Its not being a splinter group to come to conclude that we live in a society which is heteronormative; You would know that from life experience if you were LGBTQIA.

"heteronormative"

Maybe I'm getting old, but I sure am getting tired of what seems to be an increasing urge to endlessly divide society into more and more specific splinter-groups...it really is silly the issues that have gained prominence...

why did you feel the need to say you're a "queer"? Why does it even matter and isn't it a personal thing?
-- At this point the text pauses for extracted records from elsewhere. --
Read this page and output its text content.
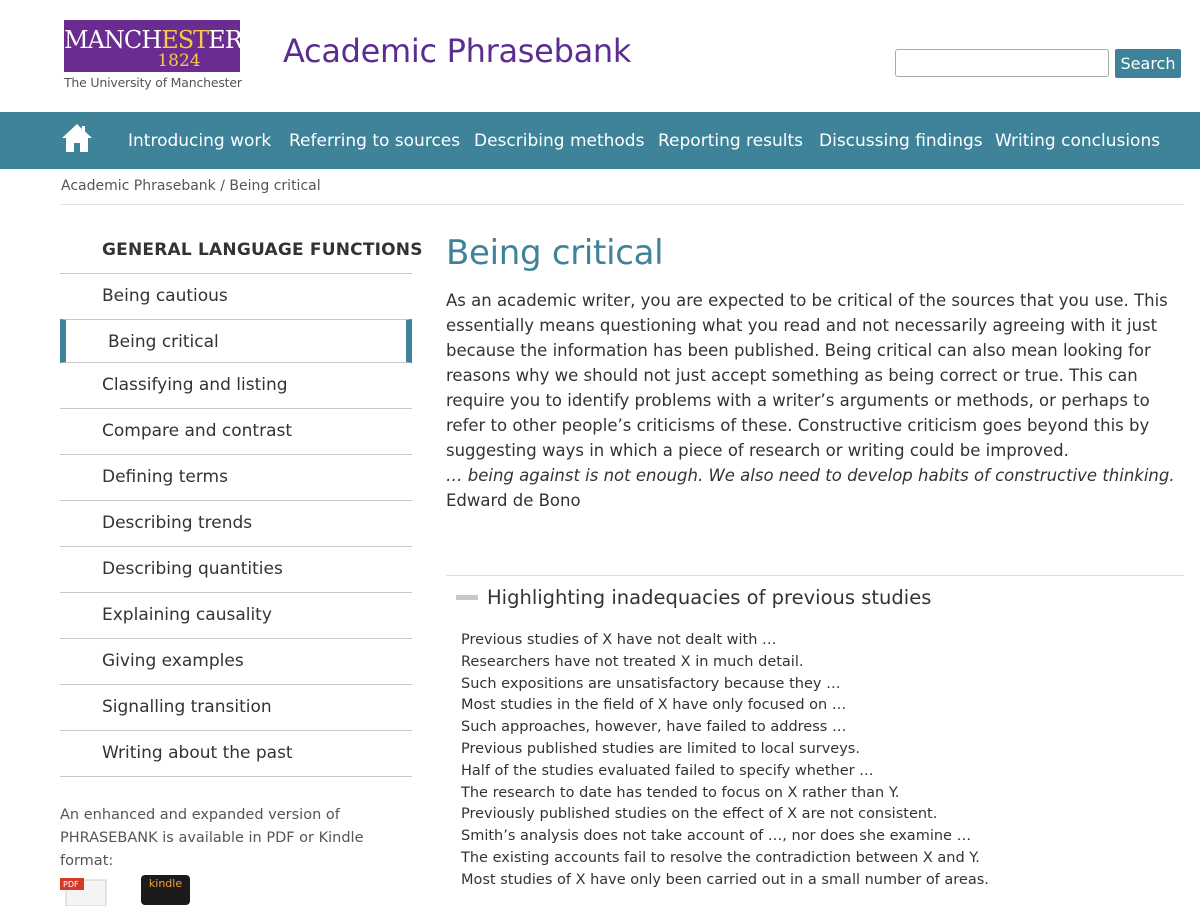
MANCHESTER
1824
The University of Manchester
Academic Phrasebank	Search
Introducing work Referring to sources Describing methods Reporting results Discussing findings Writing conclusions
Academic Phrasebank / Being critical
GENERAL LANGUAGE FUNCTIONS
Being cautious
Being critical
Classifying and listing
Compare and contrast
Defining terms
Describing trends
Describing quantities
Explaining causality
Giving examples
Signalling transition
Writing about the past
An enhanced and expanded version of PHRASEBANK is available in PDF or Kindle format:
PDF	kindle
Being critical
As an academic writer, you are expected to be critical of the sources that you use. This essentially means questioning what you read and not necessarily agreeing with it just because the information has been published. Being critical can also mean looking for reasons why we should not just accept something as being correct or true. This can require you to identify problems with a writer’s arguments or methods, or perhaps to refer to other people’s criticisms of these. Constructive criticism goes beyond this by suggesting ways in which a piece of research or writing could be improved.
… being against is not enough. We also need to develop habits of constructive thinking.
Edward de Bono
Highlighting inadequacies of previous studies
Previous studies of X have not dealt with …
Researchers have not treated X in much detail.
Such expositions are unsatisfactory because they …
Most studies in the field of X have only focused on …
Such approaches, however, have failed to address …
Previous published studies are limited to local surveys.
Half of the studies evaluated failed to specify whether …
The research to date has tended to focus on X rather than Y.
Previously published studies on the effect of X are not consistent.
Smith’s analysis does not take account of …, nor does she examine …
The existing accounts fail to resolve the contradiction between X and Y.
Most studies of X have only been carried out in a small number of areas.
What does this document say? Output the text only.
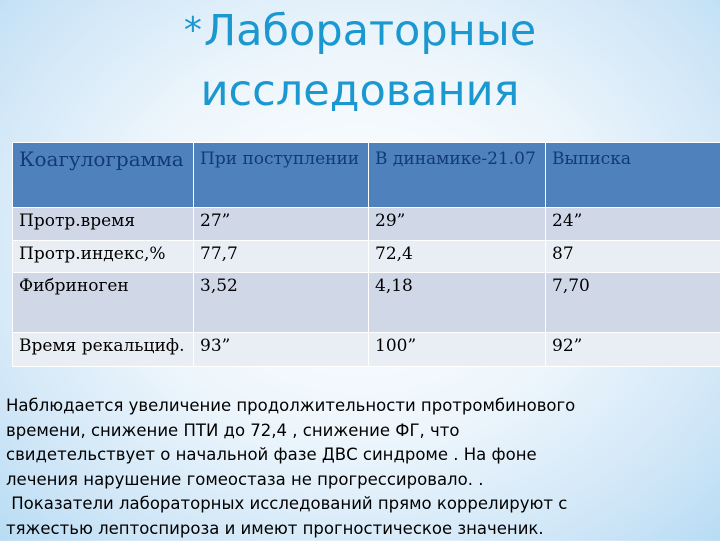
*Лабораторные
исследования
Коагулограмма	При поступлении	В динамике-21.07	Выписка
Протр.время	27”	29”	24”
Протр.индекс,%	77,7	72,4	87
Фибриноген	3,52	4,18	7,70
Время рекальциф.	93”	100”	92”

Наблюдается увеличение продолжительности протромбинового

времени, снижение ПТИ до 72,4 , снижение ФГ, что

свидетельствует о начальной фазе ДВС синдроме . На фоне

лечения нарушение гомеостаза не прогрессировало. .

Показатели лабораторных исследований прямо коррелируют с

тяжестью лептоспироза и имеют прогностическое значеник.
Well, this is a #introduceyourself and the way I see it anybody can and should be understood both in the context of their

  • gender
  • race
  • sexuality
  • religious affliation
  • politics
  • class
  • age
    etc...

Given that we live in a culture which is biased strongly by all those variables it makes sense for people to talk about themselves within the general frame of these ideas. Especially given that being their are systems of oppression which work against many minorities in these categories including but not limited to

  • the patriarchy
  • racism
  • hetero-normativity
  • Religious fundamentalism
  • fascism
  • classism and economic hierarchy itself
  • ageism

It really doesn't make sense for you to attack me for expressing my identity in an introduceyourself, I'm trying to give people context with which to attempt to understand me. Besides which, its not like I'm out in public telling everybody I'm queer, I'm saying it in a discussion specifically about myself. If you had bothered to read more than the title you would know I even said

I am not closeted and generally don't try to hide being queer but I also don't tell people who don't ask so I have known some people for years that found out I am queer and were genuinely surprised/shocked. To be honest, I dont talk about it alot for the dual reason of it being uncomfortable to be asked to explain your sexuality and that I feel it shouldn't be necessary.
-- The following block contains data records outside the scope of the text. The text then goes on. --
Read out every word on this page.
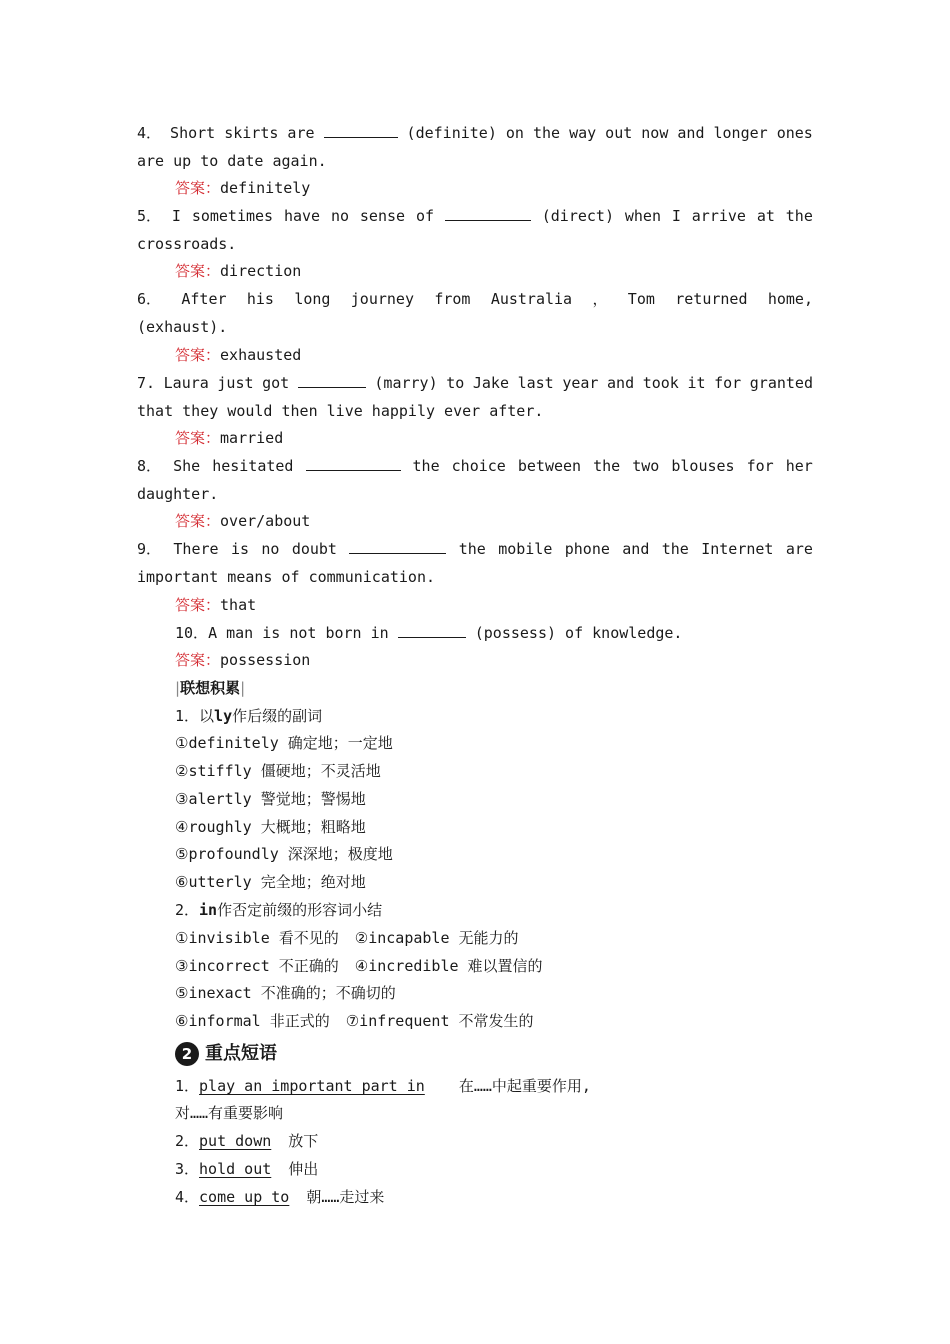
4． Short skirts are	(definite) on the way out now and longer ones
are up to date again.
答案：definitely
5． I sometimes have no sense of	(direct) when I arrive at the
crossroads.
答案：direction
6． After his long journey from Australia ， Tom returned home,
(exhaust).
答案：exhausted
7. Laura just got	(marry) to Jake last year and took it for granted
that they would then live happily ever after.
答案：married
8． She hesitated	the choice between the two blouses for her
daughter.
答案：over/about
9． There is no doubt	the mobile phone and the Internet are
important means of communication.
答案：that
10．A man is not born in	(possess) of knowledge.
答案：possession
|联想积累|
1．以ly作后缀的副词
①definitely 确定地；一定地
②stiffly 僵硬地；不灵活地
③alertly 警觉地；警惕地
④roughly 大概地；粗略地
⑤profoundly 深深地；极度地
⑥utterly 完全地；绝对地
2．in作否定前缀的形容词小结
①invisible 看不见的 ②incapable 无能力的
③incorrect 不正确的 ④incredible 难以置信的
⑤inexact 不准确的；不确切的
⑥informal 非正式的 ⑦infrequent 不常发生的
2 重点短语
1．play an important part in 在……中起重要作用,
对……有重要影响
2．put down 放下
3．hold out 伸出
4．come up to 朝……走过来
also, I just read your comment clarifying you read further and did see a bit more common ground. So kudos for trying to understand me.

Took a little more time/effort to read you bio (my fault that I quickly scanned thru it earlier)...we actually have a fair amount in common (I'm an introvert, came from a Democrat household, had social difficulty in high school/found it hard to fit it, adhere to some pretty unpopular ideas, am an anarchist-atheist)...main difference, I'm assuming, is age-wise between us (I'm 42, guessing you're under 30).

You down-voted me on another thread & it pissed me off, so sorry if I got a bit hot-under-the-collar. Take care bro, we've got some differences, but at least you seem open-minded and see the state as a major negative.